MOJTABA Khamenei, Iran’s new supreme leader, has given three conditions for Tehran’s war with the United States and Israel to end: first, the dismantlement of all US military bases in the Gulf; second, the assurance that there will be no more US aggression against Iran; and third, a payment of $500 billion by the US to Iran as war reparations.
There appears to be no way the US would agree to any of these conditions. US President Donald Trump has repeatedly asserted that the war will end on America’s terms.
As Trump has repeatedly said, Khamenei’s regime must give way to a leadership at America’s beck and call; the Strait of Hormuz must stay open for international navigation (translation: Gulf oil remains in American control); and US military bases in the Gulf stay untouched (as though they have not been substantially damaged already).
The US and Iran are diametrically opposed in their positions of ending the war — no way to reconcile.
And that’s where the Philippines finds itself at.
The longer the war lasts, the more likely it would drag the Philippines into the vortex of the conflict. Like the Gulf countries, the Philippines hosts US military bases, the ones provided for under the Enhanced Defense Cooperation Agreement (EDCA). With China not quite covert in its support of Iran (intelligence feed here, hypersonic missiles there, of late the introduction to the warfare of the splitable modular drones capable of splitting into eight before hitting targets — whose technology is China’s monopoly to date — all these add up to China’s eventual opening-up in support of Iran), it is highly likely that Beijing would eventually openly take up Tehran’s side in the hostilities.
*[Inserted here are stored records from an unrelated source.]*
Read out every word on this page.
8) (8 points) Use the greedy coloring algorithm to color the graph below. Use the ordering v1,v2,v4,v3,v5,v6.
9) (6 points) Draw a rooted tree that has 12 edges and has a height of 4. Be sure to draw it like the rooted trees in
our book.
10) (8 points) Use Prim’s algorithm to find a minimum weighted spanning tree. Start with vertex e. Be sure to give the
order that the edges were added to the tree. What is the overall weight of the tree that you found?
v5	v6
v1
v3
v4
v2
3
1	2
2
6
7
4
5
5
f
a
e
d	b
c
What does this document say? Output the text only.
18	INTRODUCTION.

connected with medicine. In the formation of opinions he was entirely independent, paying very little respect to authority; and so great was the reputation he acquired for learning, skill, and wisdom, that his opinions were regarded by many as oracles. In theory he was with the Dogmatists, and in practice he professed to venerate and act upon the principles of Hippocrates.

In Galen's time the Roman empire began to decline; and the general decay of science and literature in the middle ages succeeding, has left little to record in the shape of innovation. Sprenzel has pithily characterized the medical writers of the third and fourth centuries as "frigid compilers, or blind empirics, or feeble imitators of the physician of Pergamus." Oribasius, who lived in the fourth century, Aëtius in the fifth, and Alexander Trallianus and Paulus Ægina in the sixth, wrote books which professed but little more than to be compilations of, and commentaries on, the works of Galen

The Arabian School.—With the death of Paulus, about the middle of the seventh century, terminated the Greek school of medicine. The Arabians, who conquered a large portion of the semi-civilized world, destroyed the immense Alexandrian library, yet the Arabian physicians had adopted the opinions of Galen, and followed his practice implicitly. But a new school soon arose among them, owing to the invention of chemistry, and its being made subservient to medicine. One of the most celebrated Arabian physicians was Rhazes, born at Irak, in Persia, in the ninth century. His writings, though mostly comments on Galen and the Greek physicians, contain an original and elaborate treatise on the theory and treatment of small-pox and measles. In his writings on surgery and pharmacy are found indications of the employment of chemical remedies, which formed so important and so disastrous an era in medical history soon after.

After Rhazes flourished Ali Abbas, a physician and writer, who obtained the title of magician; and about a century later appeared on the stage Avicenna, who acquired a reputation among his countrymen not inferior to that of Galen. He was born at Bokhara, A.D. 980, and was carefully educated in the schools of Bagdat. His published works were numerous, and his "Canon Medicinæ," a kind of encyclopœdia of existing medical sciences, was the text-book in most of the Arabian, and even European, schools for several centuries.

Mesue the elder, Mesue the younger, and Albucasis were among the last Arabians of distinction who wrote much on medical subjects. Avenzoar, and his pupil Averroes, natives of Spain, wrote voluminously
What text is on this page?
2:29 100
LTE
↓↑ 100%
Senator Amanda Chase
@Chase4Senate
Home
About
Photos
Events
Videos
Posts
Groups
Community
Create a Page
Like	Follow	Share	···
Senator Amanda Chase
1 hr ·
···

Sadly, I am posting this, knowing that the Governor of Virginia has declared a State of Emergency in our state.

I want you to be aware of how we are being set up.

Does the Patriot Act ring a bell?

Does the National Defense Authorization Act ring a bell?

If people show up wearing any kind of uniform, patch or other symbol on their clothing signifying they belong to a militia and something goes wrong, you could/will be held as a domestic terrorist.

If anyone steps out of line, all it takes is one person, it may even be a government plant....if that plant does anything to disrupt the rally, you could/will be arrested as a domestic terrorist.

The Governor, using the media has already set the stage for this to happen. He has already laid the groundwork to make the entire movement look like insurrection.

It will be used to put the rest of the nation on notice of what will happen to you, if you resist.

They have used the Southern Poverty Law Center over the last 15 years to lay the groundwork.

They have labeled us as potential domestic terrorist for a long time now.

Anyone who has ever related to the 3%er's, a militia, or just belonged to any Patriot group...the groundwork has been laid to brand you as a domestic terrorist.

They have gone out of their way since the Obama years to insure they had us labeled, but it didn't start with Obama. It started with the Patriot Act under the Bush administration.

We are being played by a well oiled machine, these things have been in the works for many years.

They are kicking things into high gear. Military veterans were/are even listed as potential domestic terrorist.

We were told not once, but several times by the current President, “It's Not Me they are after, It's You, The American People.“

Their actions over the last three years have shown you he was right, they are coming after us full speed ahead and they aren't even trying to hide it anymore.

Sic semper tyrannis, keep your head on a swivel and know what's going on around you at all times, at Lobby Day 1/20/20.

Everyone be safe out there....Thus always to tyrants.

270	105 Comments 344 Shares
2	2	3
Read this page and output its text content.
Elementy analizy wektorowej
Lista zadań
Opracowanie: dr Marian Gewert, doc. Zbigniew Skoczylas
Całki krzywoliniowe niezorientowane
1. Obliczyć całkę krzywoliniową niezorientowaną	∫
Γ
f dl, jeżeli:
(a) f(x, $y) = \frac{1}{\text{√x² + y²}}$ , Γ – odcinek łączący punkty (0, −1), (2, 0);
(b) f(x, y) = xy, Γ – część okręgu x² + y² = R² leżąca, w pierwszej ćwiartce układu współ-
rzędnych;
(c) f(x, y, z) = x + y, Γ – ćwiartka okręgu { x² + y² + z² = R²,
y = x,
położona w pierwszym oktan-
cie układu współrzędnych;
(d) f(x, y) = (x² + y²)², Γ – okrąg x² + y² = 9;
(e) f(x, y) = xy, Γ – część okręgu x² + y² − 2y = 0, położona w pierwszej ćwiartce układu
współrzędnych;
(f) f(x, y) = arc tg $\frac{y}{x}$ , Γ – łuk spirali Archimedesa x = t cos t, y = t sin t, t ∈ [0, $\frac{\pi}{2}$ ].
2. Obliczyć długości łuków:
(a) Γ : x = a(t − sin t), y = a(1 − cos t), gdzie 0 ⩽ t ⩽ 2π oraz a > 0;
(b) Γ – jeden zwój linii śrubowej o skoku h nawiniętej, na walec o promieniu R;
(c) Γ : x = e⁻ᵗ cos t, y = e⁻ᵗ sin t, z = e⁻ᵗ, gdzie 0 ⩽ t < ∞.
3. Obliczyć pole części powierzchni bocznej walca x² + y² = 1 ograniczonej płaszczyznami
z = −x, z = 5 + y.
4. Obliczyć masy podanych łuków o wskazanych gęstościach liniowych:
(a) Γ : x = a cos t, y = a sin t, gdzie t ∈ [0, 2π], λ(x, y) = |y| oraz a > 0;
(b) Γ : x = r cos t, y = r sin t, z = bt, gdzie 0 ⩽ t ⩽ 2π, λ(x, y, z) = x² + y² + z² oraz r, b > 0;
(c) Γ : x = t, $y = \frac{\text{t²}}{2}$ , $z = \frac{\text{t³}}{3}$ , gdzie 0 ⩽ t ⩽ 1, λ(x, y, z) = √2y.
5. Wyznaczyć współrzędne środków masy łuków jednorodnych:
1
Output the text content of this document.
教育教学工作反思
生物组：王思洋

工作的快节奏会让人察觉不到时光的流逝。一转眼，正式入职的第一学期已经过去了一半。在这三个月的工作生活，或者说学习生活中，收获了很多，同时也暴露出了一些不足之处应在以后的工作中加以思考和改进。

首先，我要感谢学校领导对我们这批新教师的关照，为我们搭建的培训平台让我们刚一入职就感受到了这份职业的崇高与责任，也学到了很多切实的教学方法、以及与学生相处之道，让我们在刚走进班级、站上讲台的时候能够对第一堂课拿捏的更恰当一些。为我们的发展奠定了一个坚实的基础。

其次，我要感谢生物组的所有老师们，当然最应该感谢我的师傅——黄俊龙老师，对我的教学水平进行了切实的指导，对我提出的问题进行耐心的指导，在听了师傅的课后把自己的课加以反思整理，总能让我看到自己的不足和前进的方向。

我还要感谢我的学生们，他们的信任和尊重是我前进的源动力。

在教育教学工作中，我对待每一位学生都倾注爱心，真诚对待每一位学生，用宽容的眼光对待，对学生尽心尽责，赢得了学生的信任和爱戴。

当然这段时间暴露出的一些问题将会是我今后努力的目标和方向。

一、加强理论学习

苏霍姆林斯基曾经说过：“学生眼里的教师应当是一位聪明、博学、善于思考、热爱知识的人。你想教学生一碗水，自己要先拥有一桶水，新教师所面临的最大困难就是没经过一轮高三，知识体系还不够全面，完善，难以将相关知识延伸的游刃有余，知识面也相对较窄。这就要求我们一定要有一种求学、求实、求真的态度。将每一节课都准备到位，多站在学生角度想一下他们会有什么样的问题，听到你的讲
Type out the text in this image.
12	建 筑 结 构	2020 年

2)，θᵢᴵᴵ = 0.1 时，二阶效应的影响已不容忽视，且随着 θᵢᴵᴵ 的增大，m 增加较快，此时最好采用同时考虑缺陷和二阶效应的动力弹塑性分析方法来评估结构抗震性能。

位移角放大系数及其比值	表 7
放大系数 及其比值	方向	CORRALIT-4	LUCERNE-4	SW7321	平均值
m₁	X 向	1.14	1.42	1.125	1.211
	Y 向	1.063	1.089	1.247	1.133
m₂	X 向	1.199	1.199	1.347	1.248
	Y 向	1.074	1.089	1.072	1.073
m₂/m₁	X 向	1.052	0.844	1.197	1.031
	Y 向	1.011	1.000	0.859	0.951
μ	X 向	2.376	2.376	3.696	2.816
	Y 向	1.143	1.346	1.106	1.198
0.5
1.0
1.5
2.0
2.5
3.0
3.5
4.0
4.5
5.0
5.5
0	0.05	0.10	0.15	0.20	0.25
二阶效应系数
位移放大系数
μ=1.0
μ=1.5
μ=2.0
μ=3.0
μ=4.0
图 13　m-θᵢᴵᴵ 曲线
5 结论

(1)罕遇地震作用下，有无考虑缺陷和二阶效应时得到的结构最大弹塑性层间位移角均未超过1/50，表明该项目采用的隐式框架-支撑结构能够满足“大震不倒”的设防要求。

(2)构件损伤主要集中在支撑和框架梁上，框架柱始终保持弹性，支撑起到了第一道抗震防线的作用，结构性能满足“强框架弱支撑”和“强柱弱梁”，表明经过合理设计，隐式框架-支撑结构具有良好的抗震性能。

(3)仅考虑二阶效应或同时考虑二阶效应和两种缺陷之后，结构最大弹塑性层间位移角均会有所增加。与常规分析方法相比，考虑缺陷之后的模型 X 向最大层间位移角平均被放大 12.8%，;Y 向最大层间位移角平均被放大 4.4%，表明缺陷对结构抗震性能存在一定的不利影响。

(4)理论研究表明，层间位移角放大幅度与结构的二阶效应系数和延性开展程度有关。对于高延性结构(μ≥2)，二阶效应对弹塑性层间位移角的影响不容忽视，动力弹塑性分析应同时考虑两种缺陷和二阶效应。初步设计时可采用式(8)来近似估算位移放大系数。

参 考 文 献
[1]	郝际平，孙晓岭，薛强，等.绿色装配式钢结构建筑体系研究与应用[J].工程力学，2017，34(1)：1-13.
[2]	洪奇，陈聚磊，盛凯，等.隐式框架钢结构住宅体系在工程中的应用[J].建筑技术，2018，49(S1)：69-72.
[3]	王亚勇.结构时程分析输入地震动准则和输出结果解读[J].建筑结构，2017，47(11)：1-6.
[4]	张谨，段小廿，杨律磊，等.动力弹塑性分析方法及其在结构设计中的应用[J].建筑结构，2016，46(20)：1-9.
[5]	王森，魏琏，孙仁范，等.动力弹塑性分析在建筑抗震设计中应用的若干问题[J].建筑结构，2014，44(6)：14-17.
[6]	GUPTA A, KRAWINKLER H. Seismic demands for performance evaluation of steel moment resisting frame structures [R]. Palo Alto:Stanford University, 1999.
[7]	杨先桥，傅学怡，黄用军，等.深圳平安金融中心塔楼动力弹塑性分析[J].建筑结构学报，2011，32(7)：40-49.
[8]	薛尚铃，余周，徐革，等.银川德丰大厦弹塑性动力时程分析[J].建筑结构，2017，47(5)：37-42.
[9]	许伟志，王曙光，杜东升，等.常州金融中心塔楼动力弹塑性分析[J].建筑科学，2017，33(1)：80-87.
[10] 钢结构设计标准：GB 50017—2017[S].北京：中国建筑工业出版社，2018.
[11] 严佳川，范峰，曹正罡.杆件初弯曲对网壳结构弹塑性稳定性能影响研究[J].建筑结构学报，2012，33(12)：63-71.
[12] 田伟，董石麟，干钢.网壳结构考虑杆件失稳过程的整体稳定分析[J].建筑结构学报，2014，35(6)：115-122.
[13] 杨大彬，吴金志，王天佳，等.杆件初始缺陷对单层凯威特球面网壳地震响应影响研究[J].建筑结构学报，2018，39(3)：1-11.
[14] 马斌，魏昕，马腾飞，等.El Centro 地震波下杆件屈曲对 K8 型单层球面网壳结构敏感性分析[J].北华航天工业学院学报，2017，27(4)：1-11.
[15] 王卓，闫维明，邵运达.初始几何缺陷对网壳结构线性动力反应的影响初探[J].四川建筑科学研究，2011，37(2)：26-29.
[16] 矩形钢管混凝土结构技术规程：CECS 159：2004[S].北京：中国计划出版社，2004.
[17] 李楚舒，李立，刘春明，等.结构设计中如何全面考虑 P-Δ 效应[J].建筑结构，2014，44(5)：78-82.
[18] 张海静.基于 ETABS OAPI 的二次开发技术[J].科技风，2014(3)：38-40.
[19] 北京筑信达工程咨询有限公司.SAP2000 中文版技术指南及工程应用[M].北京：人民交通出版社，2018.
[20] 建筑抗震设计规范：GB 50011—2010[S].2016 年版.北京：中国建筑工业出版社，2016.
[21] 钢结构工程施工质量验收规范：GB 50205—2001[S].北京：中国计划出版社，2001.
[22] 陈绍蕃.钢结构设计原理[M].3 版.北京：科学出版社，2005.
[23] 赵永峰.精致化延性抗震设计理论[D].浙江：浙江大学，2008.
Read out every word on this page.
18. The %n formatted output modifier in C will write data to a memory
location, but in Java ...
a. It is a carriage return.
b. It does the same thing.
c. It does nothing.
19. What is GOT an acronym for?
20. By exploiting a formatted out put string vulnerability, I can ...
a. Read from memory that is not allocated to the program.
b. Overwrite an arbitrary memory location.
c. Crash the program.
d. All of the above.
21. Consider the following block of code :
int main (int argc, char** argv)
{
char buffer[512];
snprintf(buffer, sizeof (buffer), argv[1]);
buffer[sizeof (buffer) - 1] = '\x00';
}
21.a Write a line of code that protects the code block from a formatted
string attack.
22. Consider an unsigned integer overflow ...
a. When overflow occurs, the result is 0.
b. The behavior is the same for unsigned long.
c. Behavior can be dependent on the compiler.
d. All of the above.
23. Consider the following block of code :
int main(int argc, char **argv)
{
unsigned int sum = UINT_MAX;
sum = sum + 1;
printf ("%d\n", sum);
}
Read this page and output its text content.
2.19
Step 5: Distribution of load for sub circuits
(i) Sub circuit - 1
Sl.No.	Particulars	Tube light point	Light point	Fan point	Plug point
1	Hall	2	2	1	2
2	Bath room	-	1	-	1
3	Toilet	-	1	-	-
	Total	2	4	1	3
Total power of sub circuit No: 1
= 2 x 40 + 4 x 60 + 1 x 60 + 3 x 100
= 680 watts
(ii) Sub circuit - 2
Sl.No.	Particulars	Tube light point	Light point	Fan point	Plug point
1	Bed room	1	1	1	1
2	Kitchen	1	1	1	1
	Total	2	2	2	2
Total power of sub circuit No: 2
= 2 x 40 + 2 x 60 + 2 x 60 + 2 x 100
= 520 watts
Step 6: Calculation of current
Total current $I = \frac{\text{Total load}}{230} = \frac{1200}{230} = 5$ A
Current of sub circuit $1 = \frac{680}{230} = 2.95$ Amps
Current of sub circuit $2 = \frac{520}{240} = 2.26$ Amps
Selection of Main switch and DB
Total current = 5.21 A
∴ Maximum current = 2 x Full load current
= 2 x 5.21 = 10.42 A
When that happens, God forbid, the Philippines will be instantly transformed into a blasting field for China’s unimaginable prowess at advanced war weaponry.
It is a very basic question of self-defense for China. What would it do but respond in like measure when missiles are fired against it from American military bases in the Philippines?
The nine so-called EDCA sites are Camp Melchor de la Cruz in Gamu, Isabela, and Lalo Airport and the Camilo Osias Naval Base in Cagayan, with all three being less than 200 kilometers away from mainland China; Balabac Island in Palawan, which is face to face with forward Chinese military bases in the South China Sea; and the five originally chosen — Lumbia Airbase in Cagayan de Oro, Cesar Basa Airbase in Pampanga, Fort Magsaysay in Nueva Ecija, Mactan-Benito Ebuen Air Base in Cebu, and Antonio Bautista Air Base in Palawan.
The latest we heard, all these bases are now equipped with the much-touted Typhon medium-range missile launch system capable of firing nuclear warheads at China.
China raised hell over the Typhons. What do you expect? You see somebody digging your grave, you keep your hands akimbo?
Judging by the way China has been providing Iran with every kind of support, it certainly must have already devised means for neutralizing the US’ war capability in the event the Middle East war spreads to the Asia-Pacific.
It’s just too bad that by protecting itself, China must hurt the Philippines.
In any event, self-preservation is the primordial instinct. There is nothing you can do about it.
Initially, Typhons in the Philippines were just the ones used in war exercises in Ilocos Norte two years ago. Despite China’s protests, the US proceeded to equip all the EDCA bases with the feared missile launchers.
As things stand, nobody is sure where else in the Philippines has America installed the Typhons. If the strategic intent was to finish China, then it must be all over the archipelago.
At any rate, with the war capability it has displayed in assisting Iran in its fight with the US, China is several steps ahead in the conduct of war.
Might not China, then, use this superiority to good advantage?
Let go of any sense of goodwill on the part of America. The lesson of the 1945 atomic bombings on Hiroshima and Nagasaki clearly depicts an America incapable of having any qualm about resorting to utter atrocities to achieve its evil aims.
America blasted its own USS Maine in 1898 to blame it on Spain, with which it warred and consequently embarked on world colonization. An early victim was the Philippines, which it occupied at a cost of hundreds of thousands of Filipino lives.
America invented the myth of the Gulf of Tonkin incident in 1964 to justify its intervention in the Vietnam War.
America allegedly crashed its own Twin Towers in the Sept. 11, 2001, attacks, which killed nearly 3,000 people, to drum up public support for its war on terror against al-Qaeda — when at that very hour then-president George W. Bush was hobnobbing in Florida with a cousin of Osama bin Laden, al-Qaeda’s leader.
Told about the Twin Tower crash, Bush shrugged.
America is terribly capable of doing all those atrocities and more, if given the slightest chance.
Failing in his one-week timetable to defeat Iran, what Trump must have in mind now is a long war. This is evident from his request to the US Congress for an additional $50 billion (the weeklong skirmishes have already cost America $5 billion) to fund the war.
If a long siege is what Trump is preparing for, then he must see that a short-term skirmish is not winnable for him.
Meaning, therefore, if the idea is to beat America once and for all, beat it now.
China, you have the capacity to do it. Do it now.
By that alone can the Iran conflagration be kept from spreading into the Asia-Pacific, therefore saving the Philippines.